Pourquoi le livre couvre-t-il seulement la première année de ta fuite?
D’abord, je tiens vraiment à souligner que cet adorable livre est une création de Jacinthe Laporte, la boîte de design Amen, Marie-Christine Blais et les Éditions La Presse. Je n’y suis pour rien! Lorsque Jacinthe m’a contacté pour me faire part de son intention de publier La frousse autour du monde, j’étais occupé à traîner mon sac à dos en Indonésie et je m’apprêtais à commencer une saison de tournage pour l’émission de télé 3600 secondes d’extase.

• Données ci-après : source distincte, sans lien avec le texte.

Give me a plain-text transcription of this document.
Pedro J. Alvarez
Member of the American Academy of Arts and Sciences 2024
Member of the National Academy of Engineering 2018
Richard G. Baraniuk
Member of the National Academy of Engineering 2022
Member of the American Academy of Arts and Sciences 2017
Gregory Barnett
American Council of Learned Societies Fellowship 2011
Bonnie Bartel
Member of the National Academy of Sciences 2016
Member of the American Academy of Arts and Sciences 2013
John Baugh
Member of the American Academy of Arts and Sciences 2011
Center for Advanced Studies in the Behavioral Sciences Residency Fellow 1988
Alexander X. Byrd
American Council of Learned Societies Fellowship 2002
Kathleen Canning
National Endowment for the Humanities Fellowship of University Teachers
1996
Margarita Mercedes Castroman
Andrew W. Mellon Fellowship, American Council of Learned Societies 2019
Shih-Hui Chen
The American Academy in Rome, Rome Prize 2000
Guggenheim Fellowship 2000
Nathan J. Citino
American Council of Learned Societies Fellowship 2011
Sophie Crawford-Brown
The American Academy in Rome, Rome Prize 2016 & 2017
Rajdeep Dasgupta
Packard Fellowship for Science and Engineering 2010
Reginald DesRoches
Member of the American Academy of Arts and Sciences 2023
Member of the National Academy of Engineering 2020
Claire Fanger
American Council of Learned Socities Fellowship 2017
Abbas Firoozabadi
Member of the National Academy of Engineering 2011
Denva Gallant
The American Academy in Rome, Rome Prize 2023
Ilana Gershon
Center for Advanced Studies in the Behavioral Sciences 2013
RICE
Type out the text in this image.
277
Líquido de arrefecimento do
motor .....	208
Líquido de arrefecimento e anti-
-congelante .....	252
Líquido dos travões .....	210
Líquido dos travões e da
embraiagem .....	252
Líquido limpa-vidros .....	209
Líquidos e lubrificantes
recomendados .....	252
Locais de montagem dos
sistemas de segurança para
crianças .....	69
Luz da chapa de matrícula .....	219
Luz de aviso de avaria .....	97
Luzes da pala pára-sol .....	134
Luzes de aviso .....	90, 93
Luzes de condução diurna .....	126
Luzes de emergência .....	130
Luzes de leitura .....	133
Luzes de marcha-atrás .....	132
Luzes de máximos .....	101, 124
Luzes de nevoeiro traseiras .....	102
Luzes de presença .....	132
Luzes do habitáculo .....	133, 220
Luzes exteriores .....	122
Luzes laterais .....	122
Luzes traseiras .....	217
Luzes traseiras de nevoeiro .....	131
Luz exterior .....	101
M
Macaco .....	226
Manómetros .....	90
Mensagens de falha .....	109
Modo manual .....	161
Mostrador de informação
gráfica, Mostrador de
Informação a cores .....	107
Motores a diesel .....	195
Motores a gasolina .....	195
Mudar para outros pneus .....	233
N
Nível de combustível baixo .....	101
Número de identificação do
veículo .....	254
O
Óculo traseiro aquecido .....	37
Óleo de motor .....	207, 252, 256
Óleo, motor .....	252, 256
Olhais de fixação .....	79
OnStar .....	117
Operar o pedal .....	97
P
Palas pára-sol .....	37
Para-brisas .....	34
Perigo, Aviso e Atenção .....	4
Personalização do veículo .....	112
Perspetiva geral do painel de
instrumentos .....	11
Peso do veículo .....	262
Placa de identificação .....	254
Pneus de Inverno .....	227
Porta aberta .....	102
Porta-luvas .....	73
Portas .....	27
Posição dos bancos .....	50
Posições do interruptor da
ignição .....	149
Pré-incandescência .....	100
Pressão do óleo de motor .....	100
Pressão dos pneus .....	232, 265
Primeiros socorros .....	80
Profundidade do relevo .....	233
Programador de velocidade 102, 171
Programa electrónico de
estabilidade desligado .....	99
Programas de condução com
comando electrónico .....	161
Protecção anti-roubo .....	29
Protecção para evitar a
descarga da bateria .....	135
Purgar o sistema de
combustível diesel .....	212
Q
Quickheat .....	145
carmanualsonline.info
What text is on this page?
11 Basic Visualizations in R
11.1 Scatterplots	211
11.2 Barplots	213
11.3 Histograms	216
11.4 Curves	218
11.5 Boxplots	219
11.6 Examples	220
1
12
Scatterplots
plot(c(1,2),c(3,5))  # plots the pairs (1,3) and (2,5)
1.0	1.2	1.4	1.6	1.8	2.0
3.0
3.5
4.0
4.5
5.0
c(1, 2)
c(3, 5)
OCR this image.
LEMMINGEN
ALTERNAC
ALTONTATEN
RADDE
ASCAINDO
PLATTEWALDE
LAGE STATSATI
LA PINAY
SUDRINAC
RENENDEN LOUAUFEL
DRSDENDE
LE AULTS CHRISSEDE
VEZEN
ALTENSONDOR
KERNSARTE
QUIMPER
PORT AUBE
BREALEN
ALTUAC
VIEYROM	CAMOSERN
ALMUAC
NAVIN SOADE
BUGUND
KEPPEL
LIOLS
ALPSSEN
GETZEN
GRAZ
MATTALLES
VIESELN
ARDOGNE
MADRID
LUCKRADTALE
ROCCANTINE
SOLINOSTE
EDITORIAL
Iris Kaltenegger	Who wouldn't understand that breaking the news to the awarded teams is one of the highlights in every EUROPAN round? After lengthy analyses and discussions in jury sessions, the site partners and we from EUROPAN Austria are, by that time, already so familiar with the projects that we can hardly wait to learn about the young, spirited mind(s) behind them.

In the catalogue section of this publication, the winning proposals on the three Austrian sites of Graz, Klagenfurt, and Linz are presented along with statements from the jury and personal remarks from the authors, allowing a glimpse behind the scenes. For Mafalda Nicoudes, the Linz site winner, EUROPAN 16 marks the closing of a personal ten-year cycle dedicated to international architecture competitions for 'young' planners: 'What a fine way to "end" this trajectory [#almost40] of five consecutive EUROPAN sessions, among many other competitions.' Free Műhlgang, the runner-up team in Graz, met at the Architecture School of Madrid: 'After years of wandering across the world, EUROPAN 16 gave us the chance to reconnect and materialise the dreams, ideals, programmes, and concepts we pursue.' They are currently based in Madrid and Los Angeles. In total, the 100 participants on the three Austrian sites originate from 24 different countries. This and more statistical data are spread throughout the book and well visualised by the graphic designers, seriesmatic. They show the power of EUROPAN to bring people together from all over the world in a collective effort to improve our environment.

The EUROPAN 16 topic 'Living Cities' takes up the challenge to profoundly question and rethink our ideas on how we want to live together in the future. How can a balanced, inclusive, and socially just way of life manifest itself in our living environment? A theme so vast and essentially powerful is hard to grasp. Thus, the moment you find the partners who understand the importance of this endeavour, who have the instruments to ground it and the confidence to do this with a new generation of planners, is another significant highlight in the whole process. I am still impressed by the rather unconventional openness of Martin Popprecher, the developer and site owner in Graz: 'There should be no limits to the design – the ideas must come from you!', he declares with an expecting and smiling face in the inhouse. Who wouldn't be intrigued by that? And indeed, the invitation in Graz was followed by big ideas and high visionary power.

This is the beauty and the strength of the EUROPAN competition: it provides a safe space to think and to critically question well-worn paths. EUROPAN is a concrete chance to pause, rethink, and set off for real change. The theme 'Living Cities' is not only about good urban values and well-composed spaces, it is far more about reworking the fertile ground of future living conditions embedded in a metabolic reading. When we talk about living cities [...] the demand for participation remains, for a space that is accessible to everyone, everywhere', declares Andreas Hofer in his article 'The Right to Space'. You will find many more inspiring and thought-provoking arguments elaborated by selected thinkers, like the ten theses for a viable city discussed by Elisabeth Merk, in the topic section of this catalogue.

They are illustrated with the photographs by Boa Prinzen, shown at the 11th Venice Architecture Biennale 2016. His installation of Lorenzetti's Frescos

Comme je n’avais pas le temps de travailler à la conception du livre et que Jacinthe m’avait promis un bouquin avec une facture différente (le fait qu’elle m’ait demandé mes cahiers de notes et mes reçus collectés partout autour du monde pour ajouter au livre m’emballait!), je lui ai répondu : « Go! » Puis je l’ai découvert en même temps que tout le monde. Et j’ai adoré le travail qu’ils ont réalisé. Ça ne ressemble à aucun autre livre de voyage! Et la décision de le terminer avec la première année, symboliquement, je crois, était très juste. On boucle la boucle. Fin de la première étape! J’en dis pas plus, pour ceux qui ne l’auraient pas encore lu.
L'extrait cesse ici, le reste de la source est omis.